A coin is placed on a record that is rotating at 45 rpm. If the coefficient of static friction between the coin and the record is 0.2, how far from the center of the record can the coin be placed without having it slip off?
.2(mg)=m w^2 r
change 45rpm to rad/sec
solve for r.
To determine how far from the center of the record the coin can be placed without slipping off, we need to consider the balance between the centripetal force and the frictional force.
First, let's determine the centripetal force acting on the coin. The centripetal force required to keep an object of mass m moving in a circle of radius r at a constant speed v can be calculated using the formula:
F = m * (v^2 / r)
In this case, the coin is moving at a constant speed and the radius of the circular motion is the distance from the center of the record to the coin, which we need to find. The velocity can be calculated from the rotational speed of the record:
v = 2 * π * r_p * r
where r_p is the rotational speed in revolutions per minute (rpm), converted to radians per second (rad/s).
Given that r_p = 45 rpm, we have r_p = 45 * 2 * π / 60 = 4.71 rad/s.
Now, we can write the centripetal force equation as:
F = m * (4.71^2 / r)
Next, let's determine the maximum static frictional force that can act between the coin and the record. The maximum static frictional force can be calculated using the equation:
F_friction_max = μ_s * F_normal
where μ_s is the coefficient of static friction and F_normal is the normal force.
The normal force acting on the coin is equal to its weight since it is placed on a level surface. Therefore:
F_normal = m * g
where g is the acceleration due to gravity (approximately 9.8 m/s^2).

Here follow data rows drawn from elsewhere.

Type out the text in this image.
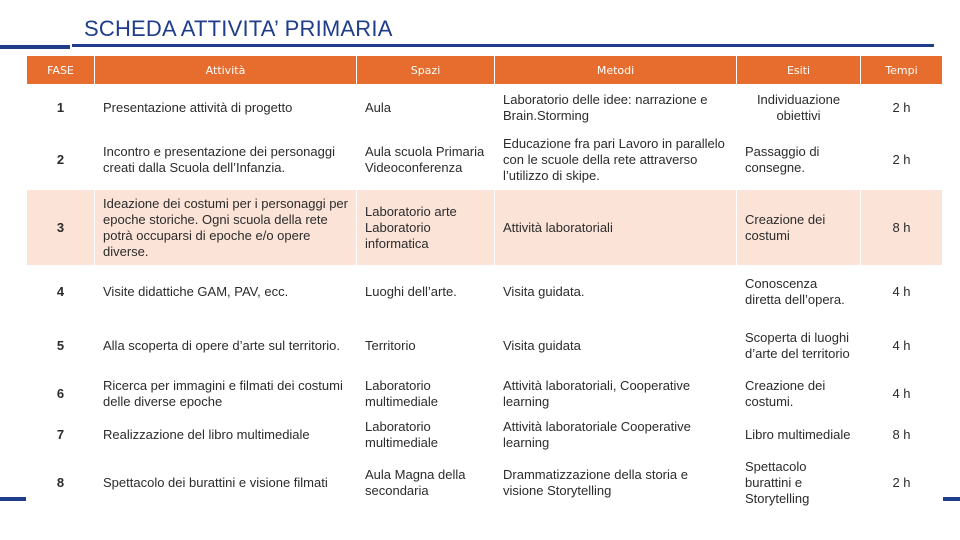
SCHEDA ATTIVITA’ PRIMARIA
FASE	Attività	Spazi	Metodi	Esiti	Tempi
1	Presentazione attività di progetto	Aula	Laboratorio delle idee: narrazione e Brain.Storming	Individuazione obiettivi	2 h
2	Incontro e presentazione dei personaggi creati dalla Scuola dell’Infanzia.	Aula scuola Primaria Videoconferenza	Educazione fra pari Lavoro in parallelo con le scuole della rete attraverso l’utilizzo di skipe.	Passaggio di consegne.	2 h
3	Ideazione dei costumi per i personaggi per epoche storiche. Ogni scuola della rete potrà occuparsi di epoche e/o opere diverse.	Laboratorio arte Laboratorio informatica	Attività laboratoriali	Creazione dei costumi	8 h
4	Visite didattiche GAM, PAV, ecc.	Luoghi dell’arte.	Visita guidata.	Conoscenza diretta dell’opera.	4 h
5	Alla scoperta di opere d’arte sul territorio.	Territorio	Visita guidata	Scoperta di luoghi d’arte del territorio	4 h
6	Ricerca per immagini e filmati dei costumi delle diverse epoche	Laboratorio multimediale	Attività laboratoriali, Cooperative learning	Creazione dei costumi.	4 h
7	Realizzazione del libro multimediale	Laboratorio multimediale	Attività laboratoriale Cooperative learning	Libro multimediale	8 h
8	Spettacolo dei burattini e visione filmati	Aula Magna della secondaria	Drammatizzazione della storia e visione Storytelling	Spettacolo burattini e Storytelling	2 h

Now we can write the equation for the maximum static frictional force:
F_friction_max = μ_s * m * g
Since the coin is at the point of slipping, the maximum static frictional force acting between the coin and the record is equal to the centripetal force:
F_friction_max = F = m * (4.71^2 / r)
Setting the maximum static frictional force equal to the centripetal force, we get:
μ_s * m * g = m * (4.71^2 / r)
Simplifying and canceling the mass:
μ_s * g = 4.71^2 / r
Now we can solve for the distance from the center of the record, r:
r = 4.71^2 / (μ_s * g)
Given that the coefficient of static friction μ_s is 0.2 and the acceleration due to gravity g is 9.8 m/s^2, we can calculate the distance:
r = (4.71^2) / (0.2 * 9.8)
r ≈ 11.17 meters
Therefore, the coin can be placed up to approximately 11.17 meters from the center of the record without slipping off.